To properly simulate older games resolutions iOS will replace each of your 320×480 game pixel by 4, this way your game will look identical.
So the API handles this differently. If you developed for iPad you notice that glGetRenderbufferParameterivOES return 1024×768 but not retina displays. Instead you have to check it yourself:
int w = 320; int h = 480; float ver = [[[UIDevice currentDevice] systemVersion] floatValue]; // You can't detect screen resolutions in pre 3.2 devices, but they are all 320x480 if (ver >= 3.2f) { UIScreen* mainscr = [UIScreen mainScreen]; w = mainscr.currentMode.size.width; h = mainscr.currentMode.size.height; } if (w == 640 && h == 960) // Retina display detected { // Set contentScale Factor to 2 self.contentScaleFactor = 2.0; // Also set our glLayer contentScale Factor to 2 CAEAGLLayer *eaglLayer = (CAEAGLLayer *)self.layer; eaglLayer.contentsScale=2; //new line } |
Easy right? Remember, you must do this before calling glGetRenderbufferParameterivOES.
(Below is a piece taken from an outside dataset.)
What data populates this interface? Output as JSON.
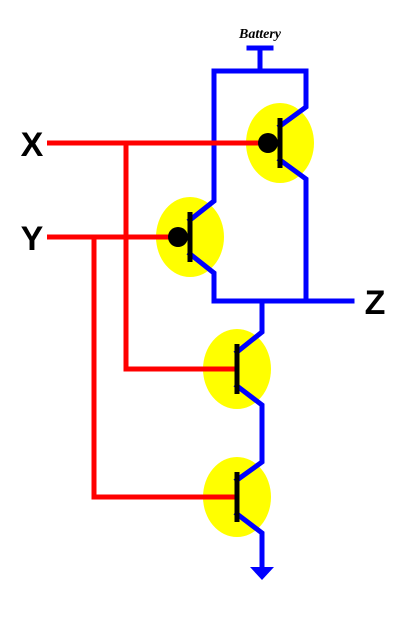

For touch positions just multiply each position by the scale factor.
I’ve only tested this on the simulator since I don’t own an iPhone 4 but it should work and detect either you are on a regular or retina screen.
Hey David,
Just browsing your articles and I wanted to let you know that the ‘drop shadow’ on source-code text makes the code snippets completely unreadable, sorry :(. Good articles though!
Hey Roy. Thanks. I’ve fixed that. This was an issue with one of the plugins CSS =)
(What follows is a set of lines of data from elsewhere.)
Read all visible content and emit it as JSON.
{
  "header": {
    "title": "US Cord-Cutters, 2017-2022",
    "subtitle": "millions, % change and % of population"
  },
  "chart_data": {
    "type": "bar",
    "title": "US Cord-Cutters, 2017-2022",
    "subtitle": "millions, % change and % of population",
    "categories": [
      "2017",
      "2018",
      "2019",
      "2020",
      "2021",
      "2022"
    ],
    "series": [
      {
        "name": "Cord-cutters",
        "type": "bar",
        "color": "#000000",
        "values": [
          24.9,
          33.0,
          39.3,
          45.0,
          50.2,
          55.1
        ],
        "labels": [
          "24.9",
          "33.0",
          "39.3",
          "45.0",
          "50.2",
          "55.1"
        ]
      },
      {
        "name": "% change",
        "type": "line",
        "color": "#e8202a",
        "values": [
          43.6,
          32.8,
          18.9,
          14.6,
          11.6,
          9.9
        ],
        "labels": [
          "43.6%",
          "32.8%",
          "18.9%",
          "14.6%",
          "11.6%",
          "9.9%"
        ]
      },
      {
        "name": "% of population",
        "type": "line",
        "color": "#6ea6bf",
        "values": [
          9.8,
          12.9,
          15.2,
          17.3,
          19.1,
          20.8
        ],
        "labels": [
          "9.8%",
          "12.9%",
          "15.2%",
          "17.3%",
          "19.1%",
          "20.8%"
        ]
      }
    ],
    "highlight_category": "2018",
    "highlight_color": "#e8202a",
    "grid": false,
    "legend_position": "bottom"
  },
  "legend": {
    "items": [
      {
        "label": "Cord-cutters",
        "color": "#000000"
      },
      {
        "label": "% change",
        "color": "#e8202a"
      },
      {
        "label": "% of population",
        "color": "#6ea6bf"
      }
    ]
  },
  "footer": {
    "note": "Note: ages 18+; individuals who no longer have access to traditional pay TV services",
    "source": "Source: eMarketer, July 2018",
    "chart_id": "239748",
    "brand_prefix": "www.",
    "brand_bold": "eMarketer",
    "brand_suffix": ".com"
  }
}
Thanks, this information was IMPOSSIBLE to find anywhere.
Also, glViewPort(….) needs the new width and height. self.bounds still returns 320×480 for width and height.
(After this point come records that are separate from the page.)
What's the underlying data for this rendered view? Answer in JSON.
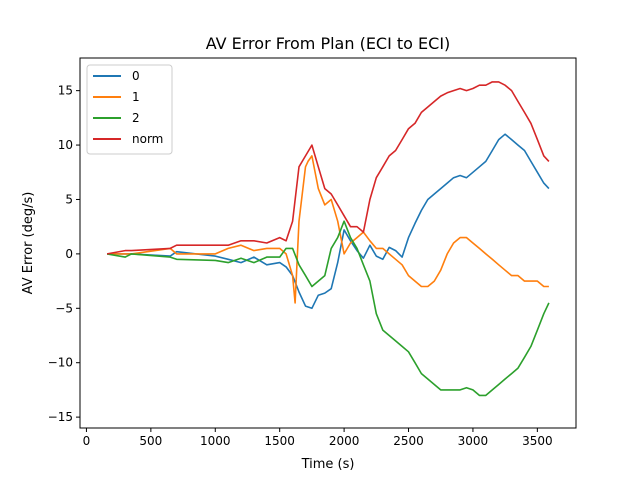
{
  "chart_data": {
    "type": "line",
    "title": "AV Error From Plan (ECI to ECI)",
    "xlabel": "Time (s)",
    "ylabel": "AV Error (deg/s)",
    "xlim": [
      -50,
      3800
    ],
    "ylim": [
      -16,
      18
    ],
    "xticks": [
      0,
      500,
      1000,
      1500,
      2000,
      2500,
      3000,
      3500
    ],
    "yticks": [
      -15,
      -10,
      -5,
      0,
      5,
      10,
      15
    ],
    "grid": false,
    "legend_position": "top-left",
    "series": [
      {
        "name": "0",
        "color": "#1f77b4",
        "x": [
          160,
          300,
          350,
          650,
          700,
          1000,
          1100,
          1200,
          1300,
          1400,
          1500,
          1550,
          1600,
          1650,
          1700,
          1750,
          1800,
          1850,
          1900,
          1950,
          2000,
          2050,
          2100,
          2150,
          2200,
          2250,
          2300,
          2350,
          2400,
          2450,
          2500,
          2550,
          2600,
          2650,
          2700,
          2750,
          2800,
          2850,
          2900,
          2950,
          3000,
          3050,
          3100,
          3150,
          3200,
          3250,
          3300,
          3350,
          3400,
          3450,
          3500,
          3550,
          3590
        ],
        "y": [
          0,
          0,
          0,
          -0.2,
          0.2,
          -0.2,
          -0.5,
          -0.8,
          -0.3,
          -1.0,
          -0.8,
          -1.2,
          -2.0,
          -3.5,
          -4.8,
          -5.0,
          -3.8,
          -3.6,
          -3.2,
          -0.8,
          2.2,
          1.2,
          0.3,
          -0.4,
          0.8,
          -0.2,
          -0.5,
          0.6,
          0.3,
          -0.3,
          1.5,
          2.8,
          4.0,
          5.0,
          5.5,
          6.0,
          6.5,
          7.0,
          7.2,
          7.0,
          7.5,
          8.0,
          8.5,
          9.5,
          10.5,
          11.0,
          10.5,
          10.0,
          9.5,
          8.5,
          7.5,
          6.5,
          6.0
        ]
      },
      {
        "name": "1",
        "color": "#ff7f0e",
        "x": [
          160,
          300,
          350,
          650,
          700,
          1000,
          1100,
          1200,
          1300,
          1400,
          1500,
          1550,
          1600,
          1620,
          1650,
          1700,
          1720,
          1750,
          1800,
          1850,
          1900,
          1950,
          2000,
          2050,
          2100,
          2150,
          2200,
          2250,
          2300,
          2350,
          2400,
          2450,
          2500,
          2550,
          2600,
          2650,
          2700,
          2750,
          2800,
          2850,
          2900,
          2950,
          3000,
          3050,
          3100,
          3150,
          3200,
          3250,
          3300,
          3350,
          3400,
          3450,
          3500,
          3550,
          3590
        ],
        "y": [
          0,
          0,
          0,
          0.5,
          0,
          0,
          0.5,
          0.8,
          0.3,
          0.5,
          0.5,
          0,
          -2.0,
          -4.5,
          3.0,
          8.0,
          8.5,
          9.0,
          6.0,
          4.5,
          5.0,
          3.0,
          0,
          1.0,
          1.5,
          2.0,
          1.2,
          0.5,
          0.5,
          0,
          -0.5,
          -1.0,
          -2.0,
          -2.5,
          -3.0,
          -3.0,
          -2.5,
          -1.5,
          0,
          1.0,
          1.5,
          1.5,
          1.0,
          0.5,
          0,
          -0.5,
          -1.0,
          -1.5,
          -2.0,
          -2.0,
          -2.5,
          -2.5,
          -2.5,
          -3.0,
          -3.0
        ]
      },
      {
        "name": "2",
        "color": "#2ca02c",
        "x": [
          160,
          300,
          350,
          650,
          700,
          1000,
          1100,
          1200,
          1300,
          1400,
          1500,
          1550,
          1600,
          1650,
          1700,
          1750,
          1800,
          1850,
          1900,
          1950,
          2000,
          2050,
          2100,
          2150,
          2200,
          2250,
          2300,
          2350,
          2400,
          2450,
          2500,
          2550,
          2600,
          2650,
          2700,
          2750,
          2800,
          2850,
          2900,
          2950,
          3000,
          3050,
          3100,
          3150,
          3200,
          3250,
          3300,
          3350,
          3400,
          3450,
          3500,
          3550,
          3590
        ],
        "y": [
          0,
          -0.3,
          0,
          -0.3,
          -0.5,
          -0.6,
          -0.8,
          -0.4,
          -0.8,
          -0.3,
          -0.3,
          0.5,
          0.5,
          -1.0,
          -2.0,
          -3.0,
          -2.5,
          -2.0,
          0.5,
          1.5,
          3.0,
          1.5,
          0.5,
          -1.0,
          -2.5,
          -5.5,
          -7.0,
          -7.5,
          -8.0,
          -8.5,
          -9.0,
          -10.0,
          -11.0,
          -11.5,
          -12.0,
          -12.5,
          -12.5,
          -12.5,
          -12.5,
          -12.3,
          -12.5,
          -13.0,
          -13.0,
          -12.5,
          -12.0,
          -11.5,
          -11.0,
          -10.5,
          -9.5,
          -8.5,
          -7.0,
          -5.5,
          -4.5
        ]
      },
      {
        "name": "norm",
        "color": "#d62728",
        "x": [
          160,
          300,
          350,
          650,
          700,
          1000,
          1100,
          1200,
          1300,
          1400,
          1500,
          1550,
          1600,
          1650,
          1700,
          1750,
          1800,
          1850,
          1900,
          1950,
          2000,
          2050,
          2100,
          2150,
          2200,
          2250,
          2300,
          2350,
          2400,
          2450,
          2500,
          2550,
          2600,
          2650,
          2700,
          2750,
          2800,
          2850,
          2900,
          2950,
          3000,
          3050,
          3100,
          3150,
          3200,
          3250,
          3300,
          3350,
          3400,
          3450,
          3500,
          3550,
          3590
        ],
        "y": [
          0,
          0.3,
          0.3,
          0.5,
          0.8,
          0.8,
          0.8,
          1.2,
          1.2,
          1.0,
          1.5,
          1.2,
          3.0,
          8.0,
          9.0,
          10.0,
          8.0,
          6.0,
          5.5,
          4.5,
          3.5,
          2.5,
          2.5,
          2.0,
          5.0,
          7.0,
          8.0,
          9.0,
          9.5,
          10.5,
          11.5,
          12.0,
          13.0,
          13.5,
          14.0,
          14.5,
          14.8,
          15.0,
          15.2,
          15.0,
          15.2,
          15.5,
          15.5,
          15.8,
          15.8,
          15.5,
          15.0,
          14.0,
          13.0,
          12.0,
          10.5,
          9.0,
          8.5
        ]
      }
    ]
  }
}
I get the same problem as Kurian, regardless of scale factor – self.bounds still returns 320×480. Is this expected? Do I need to multiply self.bounds by the scale factor – or have I not set the scale factor correctly in the first place?
As Kurian says, it was hard to find this valuable code!
Thanks! It’s amazing how many opengles games don’t support retina correctly. My game (zbot 3d) looks twice as good now.
hi i just have a interesting cuestion
i have i iphone 4 and games are very slow because it have the same gpu
and i wish to run all my games in low res 320*480 for more game performance
can somebuddy tell me how can i do it or adit ipsw files or with cydia or something
just let me know ill understand it
thanks
You’ll need to edit the binaries, disassemble them back into code – find the location where the particular call is being made. You will need to find the signature of the selector call to [UIScreen mainScreen]. Assuming the game is using a similar method to the one above, you should be able to short circuit the if comparator. Depending on the structure around the comparators, it should also be possible to fix the float to a predefined value instead of calling [[[UIDevice currentDevice] systemVersion] floatValue]. If you can force the float value of 3.2 in there, it will most likely have the same effect.
This seems like a horribly large amount of work to do though, it’s probably easier to just wait out the iPhone 5, and then most of the games should be silky smooth by then. 😀
Thanks btw David – really nice little snippet of code.
great post.
fwiw, using the boilerplate code generated by the Xcode 4 “openGl” template app, my implementation was to add the following to the end of MyAppViewController.m / awakeFromNib():
i hope blog code formatting doesn’t hose it.
[code]
UIScreen* mainScreen = [UIScreen mainScreen];
int w = 320;
int h = 480;
float iosVer = [[[UIDevice currentDevice] systemVersion] floatValue];
if (iosVer >= 3.2f)
{
w = mainScreen.currentMode.size.width;
h = mainScreen.currentMode.size.height;
}
if (w == 640 && h == 960)
{
// retina
self.view.contentScaleFactor = 2.0f;
self.view.layer.contentsScale = 2.0f;
}
[code]
Thanks very much, that worked a treat!
It works like a charm!
I can’t find the solution anywhere but here.
Thank you, David.
FYI this code can be simplified to:
float scale = [UIScreen mainScreen].scale;
self.view.contentScaleFactor = scale;
self.view.layer.contentsScale = scale;
Thank you very much! This helped save the day on one of our projects!
Thank you very much! 🙂 I was trying to change the XIB file and I was getting crazy… You saved my day 🙂
That worked well for me too 🙂
Three lines of code to do something that Apple seem unable to explain sensibly.